Yen for Competition: Can Japan’s App Store Rules Shake Up Apple & Google?

In recent years, Apple and Google have faced intensifying antitrust scrutiny, particularly in the European Union. For instance, Apple was subjected to four public antitrust investigations in the past few years, three of which targeted the Apple App Store, initiated by allegations from Spotify in 2019. After two years of investigation, the European Commission’s preliminary findings indicated that Apple had breached EU competition laws.

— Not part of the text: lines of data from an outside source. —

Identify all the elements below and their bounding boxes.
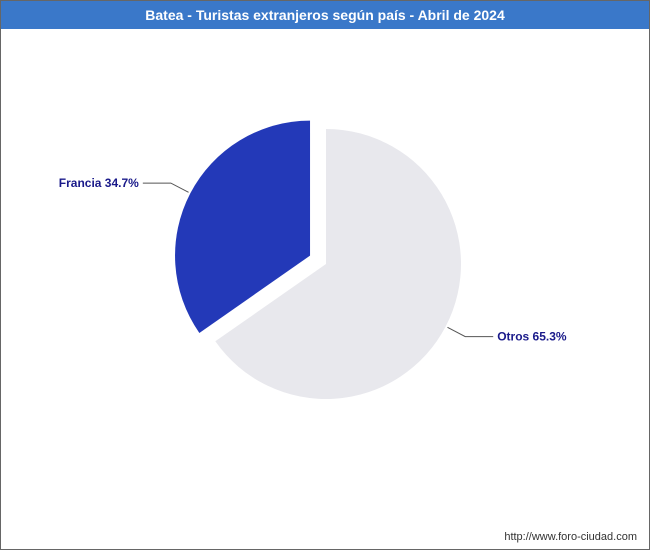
leader-line bbox=[143, 183, 189, 192]
chart-title: Batea - Turistas extranjeros según país … bbox=[1, 1, 649, 29]
slice-label-otros: Otros 65.3% bbox=[497, 330, 567, 344]
chart-area: Otros 65.3% Francia 34.7% bbox=[1, 29, 649, 519]
leader-line bbox=[447, 327, 493, 336]
slice-label-francia: Francia 34.7% bbox=[59, 176, 139, 190]
pie-chart: Otros 65.3% Francia 34.7% bbox=[1, 29, 650, 519]
source-url: http://www.foro-ciudad.com bbox=[504, 531, 637, 543]
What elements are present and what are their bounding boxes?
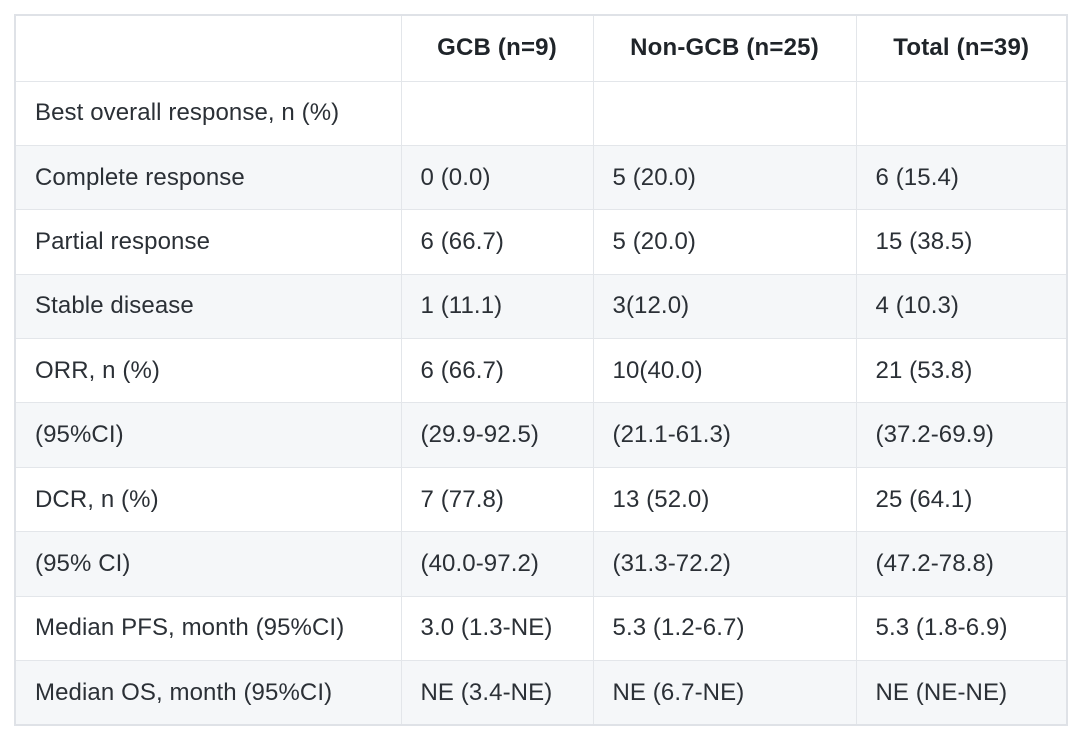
row-label-cell: Complete response (14, 144, 402, 211)
gcb-cell: 3.0 (1.3-NE) (400, 595, 594, 662)
total-cell: 15 (38.5) (855, 209, 1068, 275)
gcb-cell: 7 (77.8) (400, 466, 594, 533)
row-label-cell: Median OS, month (95%CI) (14, 660, 402, 726)
table-body: Best overall response, n (%) Complete re… (14, 80, 1068, 726)
column-header-total: Total (n=39) (855, 14, 1068, 82)
gcb-cell: (40.0-97.2) (400, 531, 594, 597)
total-cell: (37.2-69.9) (855, 402, 1068, 468)
gcb-cell: NE (3.4-NE) (400, 660, 594, 726)
table-row: Complete response 0 (0.0) 5 (20.0) 6 (15… (14, 144, 1068, 211)
non-gcb-cell: 10(40.0) (592, 338, 857, 404)
row-label-cell: Stable disease (14, 273, 402, 340)
clinical-response-table: GCB (n=9) Non-GCB (n=25) Total (n=39) Be… (14, 14, 1068, 726)
table-row: (95% CI) (40.0-97.2) (31.3-72.2) (47.2-7… (14, 531, 1068, 597)
table-row: Stable disease 1 (11.1) 3(12.0) 4 (10.3) (14, 273, 1068, 340)
row-label-cell: Median PFS, month (95%CI) (14, 595, 402, 662)
row-label-cell: ORR, n (%) (14, 338, 402, 404)
gcb-cell: 1 (11.1) (400, 273, 594, 340)
total-cell (855, 80, 1068, 146)
non-gcb-cell: 5.3 (1.2-6.7) (592, 595, 857, 662)
table-row: DCR, n (%) 7 (77.8) 13 (52.0) 25 (64.1) (14, 466, 1068, 533)
non-gcb-cell: 13 (52.0) (592, 466, 857, 533)
non-gcb-cell: 3(12.0) (592, 273, 857, 340)
table-row: (95%CI) (29.9-92.5) (21.1-61.3) (37.2-69… (14, 402, 1068, 468)
total-cell: 25 (64.1) (855, 466, 1068, 533)
non-gcb-cell: (21.1-61.3) (592, 402, 857, 468)
gcb-cell: 6 (66.7) (400, 209, 594, 275)
table-row: Median OS, month (95%CI) NE (3.4-NE) NE … (14, 660, 1068, 726)
table-row: Best overall response, n (%) (14, 80, 1068, 146)
table-row: Median PFS, month (95%CI) 3.0 (1.3-NE) 5… (14, 595, 1068, 662)
table-row: ORR, n (%) 6 (66.7) 10(40.0) 21 (53.8) (14, 338, 1068, 404)
gcb-cell (400, 80, 594, 146)
gcb-cell: (29.9-92.5) (400, 402, 594, 468)
non-gcb-cell (592, 80, 857, 146)
row-label-cell: DCR, n (%) (14, 466, 402, 533)
non-gcb-cell: NE (6.7-NE) (592, 660, 857, 726)
row-label-cell: (95%CI) (14, 402, 402, 468)
row-label-cell: Best overall response, n (%) (14, 80, 402, 146)
table-row: Partial response 6 (66.7) 5 (20.0) 15 (3… (14, 209, 1068, 275)
total-cell: 4 (10.3) (855, 273, 1068, 340)
column-header-gcb: GCB (n=9) (400, 14, 594, 82)
column-header-non-gcb: Non-GCB (n=25) (592, 14, 857, 82)
non-gcb-cell: (31.3-72.2) (592, 531, 857, 597)
non-gcb-cell: 5 (20.0) (592, 144, 857, 211)
total-cell: 21 (53.8) (855, 338, 1068, 404)
gcb-cell: 0 (0.0) (400, 144, 594, 211)
non-gcb-cell: 5 (20.0) (592, 209, 857, 275)
total-cell: (47.2-78.8) (855, 531, 1068, 597)
table-header: GCB (n=9) Non-GCB (n=25) Total (n=39) (14, 14, 1068, 82)
total-cell: 5.3 (1.8-6.9) (855, 595, 1068, 662)
row-label-cell: Partial response (14, 209, 402, 275)
total-cell: 6 (15.4) (855, 144, 1068, 211)
row-label-cell: (95% CI) (14, 531, 402, 597)
gcb-cell: 6 (66.7) (400, 338, 594, 404)
column-header-empty (14, 14, 402, 82)
response-table-container: GCB (n=9) Non-GCB (n=25) Total (n=39) Be… (14, 14, 1068, 726)
total-cell: NE (NE-NE) (855, 660, 1068, 726)
header-row: GCB (n=9) Non-GCB (n=25) Total (n=39) (14, 14, 1068, 82)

According to media reports, Japan is considering implementing regulations similar to those of the EU to combat monopolistic practices in the Apple App Store and Google Play Store. These regulations aim to curb the dominant market positions of Apple and Google by requiring them to allow external app stores and payment systems on their mobile operating systems. It is understood that this new legislation is slated to be proposed to the Japanese Diet in 2024.

Apple iOS sideloading

Under the proposed regulations, restrictions would be placed on Apple and Google from keeping users within their ecosystems and excluding competitors. The main areas of focus include app stores, payment systems, search engines, browsers, and operating systems. The Japanese government may permit Japanese companies to integrate their app stores into iOS and Android platforms and to use third-party payment methods. Furthermore, the Japan Fair Trade Commission would have the authority to impose fines on Apple and Google for non-compliance.

It remains uncertain whether the new legislation will be passed, and there is scant detail about how Apple and Google might respond. According to statistics, Japan’s mobile app market size reached $29.2 billion in 2023, doubling in size since 2018.